Pendidikan yang merata membantu meningkatkan pemahaman dan kesadaran akan keberagaman budaya, agama, dan suku bangsa. Dengan memastikan bahwa semua lapisan masyarakat mendapatkan akses yang setara ke pendidikan berkualitas, Indonesia dapat membangun masyarakat yang lebih toleran dan bersatu.
Kedua, kepedulian dan keadilan pemerintah untuk berbagai kelompok di Indonesia secara merata. Alasan munculnya tindakan intoleransi dan radikalisme di Indonesia salah satunya adalah karena kecemburuan sosial dan perlakuan tidak setara yang mereka terima. Ketika satu kelompok lebih diprioritaskan daripada yang lain, jutsru akan memicu kelompok untuk bereaksi menuntut hak yang sama dengan cara yang ekstrem.
Pemerintah harus memastikan bahwa semua kelompok masyarakat mendapatkan perhatian dan perlakuan yang adil, untuk menciptakan keharmonisan sosial dan mengurangi potensi konflik. Dengan memberikan hak yang sama dalam berbagai aspek kehidupan, termasuk pendidikan, ekonomi, dan layanan sosial, rasa diperlakukan secara adil dan memiliki akses yang setara terhadap sumber daya dan peluang, rasa saling menghargai dan memahami akan tumbuh sedikit demi sedikit.

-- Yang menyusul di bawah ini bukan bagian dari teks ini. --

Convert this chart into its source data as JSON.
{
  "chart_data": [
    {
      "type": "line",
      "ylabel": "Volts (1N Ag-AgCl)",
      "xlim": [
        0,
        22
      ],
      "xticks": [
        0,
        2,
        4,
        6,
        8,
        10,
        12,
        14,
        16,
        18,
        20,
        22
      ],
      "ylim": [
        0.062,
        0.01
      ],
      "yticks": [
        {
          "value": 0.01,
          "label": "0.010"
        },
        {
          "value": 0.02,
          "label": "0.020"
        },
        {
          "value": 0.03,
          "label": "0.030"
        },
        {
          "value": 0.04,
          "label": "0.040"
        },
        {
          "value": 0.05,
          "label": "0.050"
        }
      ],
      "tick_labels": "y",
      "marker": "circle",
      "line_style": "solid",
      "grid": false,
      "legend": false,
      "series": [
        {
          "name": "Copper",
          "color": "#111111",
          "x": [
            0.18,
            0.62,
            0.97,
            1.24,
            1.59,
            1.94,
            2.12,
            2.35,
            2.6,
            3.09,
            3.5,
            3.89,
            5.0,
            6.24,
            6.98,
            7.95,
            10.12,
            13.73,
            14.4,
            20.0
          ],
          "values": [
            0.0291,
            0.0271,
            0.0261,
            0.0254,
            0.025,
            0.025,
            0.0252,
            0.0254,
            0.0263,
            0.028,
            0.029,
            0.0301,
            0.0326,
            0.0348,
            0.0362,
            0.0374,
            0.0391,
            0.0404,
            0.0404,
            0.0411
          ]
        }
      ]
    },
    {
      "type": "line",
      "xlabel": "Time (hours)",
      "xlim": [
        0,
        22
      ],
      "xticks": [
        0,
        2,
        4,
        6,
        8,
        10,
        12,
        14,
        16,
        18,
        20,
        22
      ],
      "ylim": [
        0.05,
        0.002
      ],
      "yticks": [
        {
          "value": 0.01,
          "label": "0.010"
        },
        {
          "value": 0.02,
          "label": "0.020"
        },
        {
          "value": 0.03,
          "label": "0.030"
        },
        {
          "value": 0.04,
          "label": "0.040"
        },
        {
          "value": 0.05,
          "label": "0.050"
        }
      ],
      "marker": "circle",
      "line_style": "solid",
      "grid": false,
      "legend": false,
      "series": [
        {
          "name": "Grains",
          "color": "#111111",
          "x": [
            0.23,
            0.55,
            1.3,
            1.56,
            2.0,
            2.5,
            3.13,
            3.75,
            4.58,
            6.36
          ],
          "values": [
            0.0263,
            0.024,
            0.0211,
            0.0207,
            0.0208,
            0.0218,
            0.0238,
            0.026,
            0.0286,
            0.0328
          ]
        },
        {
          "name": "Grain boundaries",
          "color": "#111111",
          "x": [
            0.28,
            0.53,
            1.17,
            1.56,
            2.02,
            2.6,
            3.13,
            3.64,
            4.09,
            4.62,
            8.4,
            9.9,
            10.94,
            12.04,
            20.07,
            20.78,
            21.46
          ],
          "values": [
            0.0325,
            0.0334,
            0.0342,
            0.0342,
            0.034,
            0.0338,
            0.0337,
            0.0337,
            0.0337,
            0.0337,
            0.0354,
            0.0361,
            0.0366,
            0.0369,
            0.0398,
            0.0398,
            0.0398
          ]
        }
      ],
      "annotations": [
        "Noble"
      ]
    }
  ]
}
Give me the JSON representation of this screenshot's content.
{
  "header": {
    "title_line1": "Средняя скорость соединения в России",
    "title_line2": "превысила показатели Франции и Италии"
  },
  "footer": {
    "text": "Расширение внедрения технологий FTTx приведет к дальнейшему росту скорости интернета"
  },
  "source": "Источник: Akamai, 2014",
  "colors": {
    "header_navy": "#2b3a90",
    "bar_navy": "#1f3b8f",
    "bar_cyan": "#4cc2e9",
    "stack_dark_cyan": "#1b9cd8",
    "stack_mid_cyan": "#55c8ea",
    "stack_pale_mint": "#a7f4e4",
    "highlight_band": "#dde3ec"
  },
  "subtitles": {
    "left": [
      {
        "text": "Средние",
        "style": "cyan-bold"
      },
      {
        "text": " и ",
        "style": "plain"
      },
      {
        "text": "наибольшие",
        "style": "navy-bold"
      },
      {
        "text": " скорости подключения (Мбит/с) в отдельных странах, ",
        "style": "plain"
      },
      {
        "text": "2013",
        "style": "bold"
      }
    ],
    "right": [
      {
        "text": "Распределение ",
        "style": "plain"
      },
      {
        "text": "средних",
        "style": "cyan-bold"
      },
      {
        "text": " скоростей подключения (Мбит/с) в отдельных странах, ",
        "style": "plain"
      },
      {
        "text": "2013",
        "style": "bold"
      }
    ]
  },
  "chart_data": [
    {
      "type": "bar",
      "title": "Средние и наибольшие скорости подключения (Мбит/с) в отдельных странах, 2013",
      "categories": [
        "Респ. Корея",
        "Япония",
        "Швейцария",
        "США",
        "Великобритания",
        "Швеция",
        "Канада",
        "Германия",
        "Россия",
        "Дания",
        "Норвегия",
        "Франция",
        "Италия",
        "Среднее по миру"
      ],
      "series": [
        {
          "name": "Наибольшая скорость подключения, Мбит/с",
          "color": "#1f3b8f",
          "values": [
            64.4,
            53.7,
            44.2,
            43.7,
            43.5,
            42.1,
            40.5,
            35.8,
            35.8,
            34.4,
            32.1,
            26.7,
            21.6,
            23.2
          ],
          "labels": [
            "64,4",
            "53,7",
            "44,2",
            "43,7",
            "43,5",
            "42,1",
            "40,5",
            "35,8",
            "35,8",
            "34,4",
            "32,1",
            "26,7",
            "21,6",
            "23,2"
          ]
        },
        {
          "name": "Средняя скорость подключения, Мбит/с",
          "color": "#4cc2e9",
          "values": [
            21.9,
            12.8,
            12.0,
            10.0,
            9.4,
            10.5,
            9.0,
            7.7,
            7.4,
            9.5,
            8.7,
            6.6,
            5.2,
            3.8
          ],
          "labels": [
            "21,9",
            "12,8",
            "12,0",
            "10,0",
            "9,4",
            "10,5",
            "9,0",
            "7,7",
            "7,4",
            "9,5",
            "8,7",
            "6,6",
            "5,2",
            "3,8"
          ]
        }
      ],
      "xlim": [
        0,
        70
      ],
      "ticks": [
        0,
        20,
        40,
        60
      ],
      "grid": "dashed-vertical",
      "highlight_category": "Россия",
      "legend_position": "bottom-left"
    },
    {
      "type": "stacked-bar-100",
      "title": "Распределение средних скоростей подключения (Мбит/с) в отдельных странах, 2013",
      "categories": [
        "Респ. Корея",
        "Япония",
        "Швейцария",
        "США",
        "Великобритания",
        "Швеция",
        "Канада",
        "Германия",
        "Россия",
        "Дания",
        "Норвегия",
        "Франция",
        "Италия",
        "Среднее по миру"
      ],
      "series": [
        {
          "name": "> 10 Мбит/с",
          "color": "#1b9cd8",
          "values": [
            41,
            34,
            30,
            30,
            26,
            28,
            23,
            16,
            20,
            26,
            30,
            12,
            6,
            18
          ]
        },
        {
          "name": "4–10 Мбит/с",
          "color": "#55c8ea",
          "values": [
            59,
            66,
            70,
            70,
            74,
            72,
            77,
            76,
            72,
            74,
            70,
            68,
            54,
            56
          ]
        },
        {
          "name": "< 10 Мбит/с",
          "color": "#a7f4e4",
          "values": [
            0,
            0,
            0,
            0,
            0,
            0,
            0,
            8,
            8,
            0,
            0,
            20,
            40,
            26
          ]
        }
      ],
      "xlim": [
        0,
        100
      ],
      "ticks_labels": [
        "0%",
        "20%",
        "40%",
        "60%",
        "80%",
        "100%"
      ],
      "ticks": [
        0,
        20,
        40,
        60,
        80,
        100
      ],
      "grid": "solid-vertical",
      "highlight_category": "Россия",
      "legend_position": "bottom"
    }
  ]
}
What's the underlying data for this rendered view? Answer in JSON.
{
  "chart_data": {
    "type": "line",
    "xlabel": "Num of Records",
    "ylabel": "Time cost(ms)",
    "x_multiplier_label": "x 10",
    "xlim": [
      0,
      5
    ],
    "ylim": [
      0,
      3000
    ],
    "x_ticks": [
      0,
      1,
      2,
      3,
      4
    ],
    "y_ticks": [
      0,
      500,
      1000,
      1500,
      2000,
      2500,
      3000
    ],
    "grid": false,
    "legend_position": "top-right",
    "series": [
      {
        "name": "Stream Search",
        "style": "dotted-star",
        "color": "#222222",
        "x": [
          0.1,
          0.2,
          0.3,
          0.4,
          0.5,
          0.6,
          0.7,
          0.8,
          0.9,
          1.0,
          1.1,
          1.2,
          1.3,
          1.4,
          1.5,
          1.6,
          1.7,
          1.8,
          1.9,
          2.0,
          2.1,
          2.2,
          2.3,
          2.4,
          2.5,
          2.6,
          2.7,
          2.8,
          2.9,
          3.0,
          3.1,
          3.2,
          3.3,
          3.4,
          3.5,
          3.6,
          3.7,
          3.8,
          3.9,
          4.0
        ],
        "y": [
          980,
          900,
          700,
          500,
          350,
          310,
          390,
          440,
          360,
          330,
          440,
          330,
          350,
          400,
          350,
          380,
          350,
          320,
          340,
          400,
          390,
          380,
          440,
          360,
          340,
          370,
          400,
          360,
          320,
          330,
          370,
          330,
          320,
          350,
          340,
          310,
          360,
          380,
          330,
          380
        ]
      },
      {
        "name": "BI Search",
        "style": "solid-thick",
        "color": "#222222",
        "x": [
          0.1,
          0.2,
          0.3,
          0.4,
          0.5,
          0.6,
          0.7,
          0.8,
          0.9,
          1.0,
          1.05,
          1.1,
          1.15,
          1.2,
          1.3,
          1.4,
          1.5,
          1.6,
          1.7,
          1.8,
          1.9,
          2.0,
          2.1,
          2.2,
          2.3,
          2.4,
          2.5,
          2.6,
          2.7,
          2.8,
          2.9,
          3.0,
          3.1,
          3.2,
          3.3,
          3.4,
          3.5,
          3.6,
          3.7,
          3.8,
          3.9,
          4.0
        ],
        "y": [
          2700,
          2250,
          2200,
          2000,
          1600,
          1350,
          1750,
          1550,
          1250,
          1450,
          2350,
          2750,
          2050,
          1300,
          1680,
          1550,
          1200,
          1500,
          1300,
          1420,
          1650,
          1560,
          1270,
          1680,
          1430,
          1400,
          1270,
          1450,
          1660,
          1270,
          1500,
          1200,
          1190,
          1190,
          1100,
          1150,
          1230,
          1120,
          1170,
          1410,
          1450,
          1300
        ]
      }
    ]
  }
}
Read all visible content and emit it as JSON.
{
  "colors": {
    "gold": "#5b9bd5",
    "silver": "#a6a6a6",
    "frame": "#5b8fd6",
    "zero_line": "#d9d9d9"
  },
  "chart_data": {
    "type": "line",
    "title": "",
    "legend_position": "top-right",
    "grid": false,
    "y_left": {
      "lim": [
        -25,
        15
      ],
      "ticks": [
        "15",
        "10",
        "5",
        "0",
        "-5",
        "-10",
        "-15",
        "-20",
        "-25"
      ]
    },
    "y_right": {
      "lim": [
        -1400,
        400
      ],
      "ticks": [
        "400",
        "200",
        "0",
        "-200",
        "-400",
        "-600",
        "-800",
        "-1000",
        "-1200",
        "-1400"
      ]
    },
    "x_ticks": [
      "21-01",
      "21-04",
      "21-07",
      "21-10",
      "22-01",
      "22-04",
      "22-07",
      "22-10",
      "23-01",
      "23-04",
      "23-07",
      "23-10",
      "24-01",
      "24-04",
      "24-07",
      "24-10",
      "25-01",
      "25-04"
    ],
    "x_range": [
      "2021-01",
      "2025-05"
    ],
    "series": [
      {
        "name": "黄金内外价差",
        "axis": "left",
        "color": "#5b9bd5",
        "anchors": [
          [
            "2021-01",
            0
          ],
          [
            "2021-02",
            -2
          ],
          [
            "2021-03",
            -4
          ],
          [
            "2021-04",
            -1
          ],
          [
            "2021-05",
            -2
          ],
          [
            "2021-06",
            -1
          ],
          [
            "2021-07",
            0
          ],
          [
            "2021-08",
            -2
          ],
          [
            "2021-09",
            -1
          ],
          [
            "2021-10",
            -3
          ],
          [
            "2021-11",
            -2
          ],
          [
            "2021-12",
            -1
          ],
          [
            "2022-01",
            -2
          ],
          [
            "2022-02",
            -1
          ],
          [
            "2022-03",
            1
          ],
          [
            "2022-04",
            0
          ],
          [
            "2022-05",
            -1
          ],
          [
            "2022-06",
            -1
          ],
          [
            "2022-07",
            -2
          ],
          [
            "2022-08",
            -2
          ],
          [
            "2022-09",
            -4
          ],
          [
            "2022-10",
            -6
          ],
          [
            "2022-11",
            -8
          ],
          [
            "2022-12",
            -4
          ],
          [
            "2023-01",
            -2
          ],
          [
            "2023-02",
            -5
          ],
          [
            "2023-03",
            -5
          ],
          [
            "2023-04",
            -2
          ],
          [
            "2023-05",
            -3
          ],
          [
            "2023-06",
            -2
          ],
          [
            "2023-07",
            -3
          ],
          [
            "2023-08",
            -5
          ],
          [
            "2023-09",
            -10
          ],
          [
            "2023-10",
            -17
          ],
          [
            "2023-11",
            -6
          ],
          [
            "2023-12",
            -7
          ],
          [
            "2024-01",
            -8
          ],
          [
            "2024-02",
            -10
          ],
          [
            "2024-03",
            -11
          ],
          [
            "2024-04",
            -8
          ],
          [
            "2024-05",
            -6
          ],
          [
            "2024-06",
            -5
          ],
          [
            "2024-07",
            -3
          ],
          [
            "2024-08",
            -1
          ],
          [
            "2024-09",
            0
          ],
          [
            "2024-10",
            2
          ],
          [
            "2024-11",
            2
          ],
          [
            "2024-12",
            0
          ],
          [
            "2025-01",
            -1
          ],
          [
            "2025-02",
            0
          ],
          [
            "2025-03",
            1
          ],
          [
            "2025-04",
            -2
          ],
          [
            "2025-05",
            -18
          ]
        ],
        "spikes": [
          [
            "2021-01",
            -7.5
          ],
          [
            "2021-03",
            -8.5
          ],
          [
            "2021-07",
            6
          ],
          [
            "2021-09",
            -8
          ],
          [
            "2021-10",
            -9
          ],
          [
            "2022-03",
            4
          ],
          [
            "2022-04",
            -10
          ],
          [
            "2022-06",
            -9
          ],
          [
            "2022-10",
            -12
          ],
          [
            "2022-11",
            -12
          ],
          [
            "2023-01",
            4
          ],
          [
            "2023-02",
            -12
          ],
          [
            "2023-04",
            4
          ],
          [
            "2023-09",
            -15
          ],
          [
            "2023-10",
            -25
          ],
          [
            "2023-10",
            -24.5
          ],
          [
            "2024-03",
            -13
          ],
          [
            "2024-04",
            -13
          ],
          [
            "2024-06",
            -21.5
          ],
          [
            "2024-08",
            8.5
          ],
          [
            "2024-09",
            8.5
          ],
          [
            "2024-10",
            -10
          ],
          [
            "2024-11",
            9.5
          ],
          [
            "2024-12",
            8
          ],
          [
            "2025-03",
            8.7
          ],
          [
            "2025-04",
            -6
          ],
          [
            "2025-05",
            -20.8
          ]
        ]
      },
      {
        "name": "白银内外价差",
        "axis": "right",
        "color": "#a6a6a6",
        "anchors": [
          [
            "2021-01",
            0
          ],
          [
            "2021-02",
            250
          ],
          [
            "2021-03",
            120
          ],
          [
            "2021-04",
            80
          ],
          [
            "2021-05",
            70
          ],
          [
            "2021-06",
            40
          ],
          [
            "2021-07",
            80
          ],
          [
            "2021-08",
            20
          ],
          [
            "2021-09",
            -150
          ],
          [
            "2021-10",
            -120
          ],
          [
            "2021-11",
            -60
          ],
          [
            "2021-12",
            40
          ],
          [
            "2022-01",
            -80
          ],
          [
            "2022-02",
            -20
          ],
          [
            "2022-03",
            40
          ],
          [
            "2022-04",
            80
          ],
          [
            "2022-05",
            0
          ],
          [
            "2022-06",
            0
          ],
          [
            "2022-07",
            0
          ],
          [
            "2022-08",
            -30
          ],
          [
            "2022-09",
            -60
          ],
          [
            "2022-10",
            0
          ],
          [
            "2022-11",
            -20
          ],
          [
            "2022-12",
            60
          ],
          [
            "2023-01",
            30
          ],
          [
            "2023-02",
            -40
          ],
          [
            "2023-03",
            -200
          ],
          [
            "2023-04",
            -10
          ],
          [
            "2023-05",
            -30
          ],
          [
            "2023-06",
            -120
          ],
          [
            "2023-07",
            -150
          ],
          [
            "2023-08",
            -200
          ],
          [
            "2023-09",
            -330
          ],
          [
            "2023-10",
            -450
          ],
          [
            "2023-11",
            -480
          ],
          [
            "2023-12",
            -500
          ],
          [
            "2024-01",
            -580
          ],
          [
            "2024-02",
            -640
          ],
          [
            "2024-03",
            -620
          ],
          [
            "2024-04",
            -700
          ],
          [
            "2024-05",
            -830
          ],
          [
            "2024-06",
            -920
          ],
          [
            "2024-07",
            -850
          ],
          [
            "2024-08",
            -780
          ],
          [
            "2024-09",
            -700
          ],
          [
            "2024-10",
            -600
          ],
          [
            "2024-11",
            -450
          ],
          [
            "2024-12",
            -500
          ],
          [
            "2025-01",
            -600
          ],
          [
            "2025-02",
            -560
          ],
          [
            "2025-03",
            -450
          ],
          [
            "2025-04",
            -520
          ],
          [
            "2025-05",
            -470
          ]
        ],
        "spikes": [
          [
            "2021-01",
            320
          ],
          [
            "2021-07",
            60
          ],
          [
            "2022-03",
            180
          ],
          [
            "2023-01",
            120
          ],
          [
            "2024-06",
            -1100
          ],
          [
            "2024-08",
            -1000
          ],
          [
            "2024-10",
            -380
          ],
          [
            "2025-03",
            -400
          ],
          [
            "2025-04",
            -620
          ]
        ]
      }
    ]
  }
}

Ketiga, mempromosikan keberagaman lewat teknologi dan informasi. Alasan lain adanya fanatisme kelompok karena ketidaktahuan mereka terhadap kelompok yang lain sehingga mengarah pada kesalahpahaman, prasangka, dan bahkan kebencian terhadap yang dianggap berbeda. Di era yang serba digital saat ini kita dapat mempromosikan toleransi dengan cepat dengan memberikan informasi tentang berbagai keberagaman di Indonesia lewat media sosial yang memang digandrungi oleh masyarakat dari berbagai kalangan.
Dengan memperbanyak konten-konten yang positif dan edukatif tentang kekayaan dan keberagaman yang dimiliki oleh Indonesia, kita dapat membentuk opini publik untuk mendukung keberagaman, menghargai perbedaan, dan mengedukasi tentang berbagai budaya, agama yang ada di negara ini. Karena konten media sosial dapat dinikmati oleh hampir semua masyarakat Indonesia tanpa mengenal suku, agama, dan budaya, maka secara tidak langsung kita dapat mengenalkan saudara sebangsa kita dengan lebih efektif.
Karena itu perbedaan ada untuk saling diterima dan dihargai, bangsa Indonesia ini bisa menjadi bangsa yang besar ketika masyarakatnya dapat mengenyampingkan kepentingan kelompoknya dan bergerak bersama untuk mewujudkan kesejahteraan yang dapat dinikmati semua kalangan tanpa memandang kelompok dan golongan.